Curiosidades do vinho

Vinhos por Massimo Leoncini

Salve!

Hoje vamos falar de algumas curiosidades, rituais que fazem parte do dia-a-dia do mundo do vinho e do sommerlier. E por trás de tudo existe uma explicação lógica e interessante.

Vamos lá.

 

Por que um vinho branco se serve gelado?

No exame gusto-olfativo, o vinho se divide em duas partes. De um lado são avaliados os açúcares, álcool e “polialcooles”.  De outro, a acidez, os sais minerais e os taninos. Esses dois grupos precisam estar em equilíbrio para ter um vinho harmônico.

Os vinhos brancos não tem taninos, devido ao contato muito breve que tem com as cascas da uva no processo de fermentação, diferentemente dos vinhos tintos. A baixa temperatura traz de volta o equilíbrio entre as duas partes do vinho.

 

Qual é a temperatura ideal para servir os vinhos?

A temperatura de serviço de um vinho é fundamental para entender o potencial do vinho.

Imagine beber um champagne quente!  Por isso temos vinhos espumantes e champagne entre 6C e 8C.

Vinhos brancos menos encorpados podem ser servidos de 8C a 10C.

Grandes vinhos brancos de guarda, que passaram por fermentação em barrica, podem chegar até 12C.

Vinhos rosé de 8C a 10C.

Vinhos tintos menos encorpados de 14C a 16C.

Grandes vinhos de guarda de 16C para cima.

Mas atenção a temperatura de vinhos tintos.

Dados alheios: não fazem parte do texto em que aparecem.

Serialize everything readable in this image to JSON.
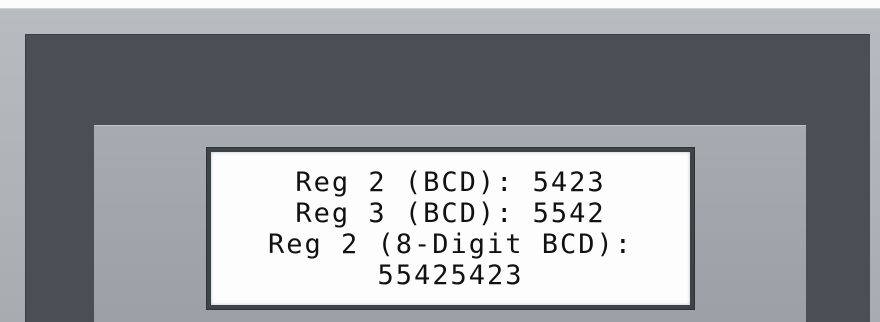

Por mais que não devam ser servidos gelados como os brancos, eles não podem ultrapassar a temperatura de 18C.  Se estiver em um restaurante e o vinho tinto que você escolher estiver acima da temperatura ideal, peça ao sommelier para colocar a garrafa em um balde de água gelada por alguns minutos, sem permitir que ele fique gelado.

 

Qual é a função do decanter?

O decanter tem duas funções principais: oxigenar o vinho e separar a parte líquida dos sedimentos presentes normalmente nos vinhos mais velhos.

Por isso o decanter pode ser usado para oxigenar um vinho tinto novo  mais potente e tânico. Nesse caso, precisamos usar um decanter maior, bem amplo, para que o líquido tenha contato com uma maior quantidade de oxigênio, deixando assim que o vinho expresse melhor suas características.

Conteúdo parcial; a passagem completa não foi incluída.